/linguistic-diversity

Primary LanguagePythonCreative Commons Zero v1.0 UniversalCC0-1.0

README

This repo contains Python scripts for analyzing the linguistic diversity among collections of texts, specifically measuring lexical, semantic, and syntactic diversity.

Setup

  1. Install the required dependencies using the provided requirements.txt:

    pip install -r requirements.txt
  2. Prepare the input data. Input text files should be placed in subdirectories under the data/ directory.

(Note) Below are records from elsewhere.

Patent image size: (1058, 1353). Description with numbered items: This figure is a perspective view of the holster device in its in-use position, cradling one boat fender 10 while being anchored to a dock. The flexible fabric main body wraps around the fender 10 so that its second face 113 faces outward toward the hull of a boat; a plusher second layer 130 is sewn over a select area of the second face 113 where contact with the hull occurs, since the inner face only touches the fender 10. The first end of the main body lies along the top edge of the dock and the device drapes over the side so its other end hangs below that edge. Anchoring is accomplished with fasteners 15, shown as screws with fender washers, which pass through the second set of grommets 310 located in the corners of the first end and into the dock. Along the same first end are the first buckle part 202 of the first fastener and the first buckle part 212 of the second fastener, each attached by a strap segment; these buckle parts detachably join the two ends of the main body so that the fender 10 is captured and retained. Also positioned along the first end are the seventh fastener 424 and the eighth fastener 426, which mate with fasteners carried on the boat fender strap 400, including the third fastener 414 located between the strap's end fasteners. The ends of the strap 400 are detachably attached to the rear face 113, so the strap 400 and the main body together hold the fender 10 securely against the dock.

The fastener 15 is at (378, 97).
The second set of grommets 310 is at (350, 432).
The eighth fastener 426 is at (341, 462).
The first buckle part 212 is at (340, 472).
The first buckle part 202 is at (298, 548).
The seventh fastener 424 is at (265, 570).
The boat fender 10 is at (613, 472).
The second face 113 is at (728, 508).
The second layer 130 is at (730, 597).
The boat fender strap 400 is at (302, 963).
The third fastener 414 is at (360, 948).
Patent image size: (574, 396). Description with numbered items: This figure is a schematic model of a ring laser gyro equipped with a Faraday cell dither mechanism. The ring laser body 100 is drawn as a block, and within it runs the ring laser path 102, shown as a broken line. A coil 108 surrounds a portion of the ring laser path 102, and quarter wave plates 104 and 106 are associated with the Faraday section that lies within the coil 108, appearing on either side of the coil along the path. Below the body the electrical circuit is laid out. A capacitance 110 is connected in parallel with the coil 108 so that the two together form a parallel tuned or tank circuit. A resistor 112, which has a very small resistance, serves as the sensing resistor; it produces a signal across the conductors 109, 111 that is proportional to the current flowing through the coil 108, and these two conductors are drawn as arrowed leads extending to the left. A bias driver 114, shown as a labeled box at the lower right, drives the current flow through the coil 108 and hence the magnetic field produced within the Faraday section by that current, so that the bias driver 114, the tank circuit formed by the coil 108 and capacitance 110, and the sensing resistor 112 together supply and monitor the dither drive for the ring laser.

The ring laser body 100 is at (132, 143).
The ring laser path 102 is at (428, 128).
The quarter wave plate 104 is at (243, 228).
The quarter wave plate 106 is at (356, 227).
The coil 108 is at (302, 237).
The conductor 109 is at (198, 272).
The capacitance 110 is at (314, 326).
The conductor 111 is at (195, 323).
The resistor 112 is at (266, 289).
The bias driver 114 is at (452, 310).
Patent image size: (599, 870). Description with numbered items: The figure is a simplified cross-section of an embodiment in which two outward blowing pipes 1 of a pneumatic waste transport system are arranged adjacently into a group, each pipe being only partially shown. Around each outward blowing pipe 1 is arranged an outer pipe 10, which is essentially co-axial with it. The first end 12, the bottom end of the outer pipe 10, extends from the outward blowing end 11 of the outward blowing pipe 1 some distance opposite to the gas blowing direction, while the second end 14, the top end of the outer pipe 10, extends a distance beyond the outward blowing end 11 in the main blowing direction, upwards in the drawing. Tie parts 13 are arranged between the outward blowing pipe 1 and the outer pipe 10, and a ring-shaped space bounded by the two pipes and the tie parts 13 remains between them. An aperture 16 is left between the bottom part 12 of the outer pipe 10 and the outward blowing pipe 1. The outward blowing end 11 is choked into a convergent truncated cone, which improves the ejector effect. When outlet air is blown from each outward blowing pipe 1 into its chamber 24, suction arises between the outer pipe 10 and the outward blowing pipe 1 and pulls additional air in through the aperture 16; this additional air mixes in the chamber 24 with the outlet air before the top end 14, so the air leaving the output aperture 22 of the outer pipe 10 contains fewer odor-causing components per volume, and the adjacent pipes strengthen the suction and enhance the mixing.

The folder structure should be as follows:

    data/
    ├── story/outputs/
    ├── dialogue/outputs/
    ├── summary/outputs/
    ├── translation/outputs/
    └── wiki/outputs/
    

Input File Format

  • Input files should contain plain text.
  • Each line in an input file corresponds to one sample.
  • Sentences within the same sample are separated by <newline> markers.
  • The scripts assume UTF-8 encoding for the text files.

Scripts

  1. semantic_diversity.py:

    • Computes sentence embeddings using transformer models and calculates cosine similarity to measure semantic diversity.
    • Results are saved to sem.txt.
  2. syntactic_diversity.py:

    • Parses sentences to generate syntactic dependency graphs and computes graph kernel similarities to assess syntactic diversity.
    • Results are saved to syn.txt.
  3. lexical_diversity.py:

    • Tokenizes text and calculates the Type-Token Ratio (TTR) for unigrams, bigrams, and trigrams. The average TTR is reported as lexical diversity.
    • Results are saved to unique-n.txt.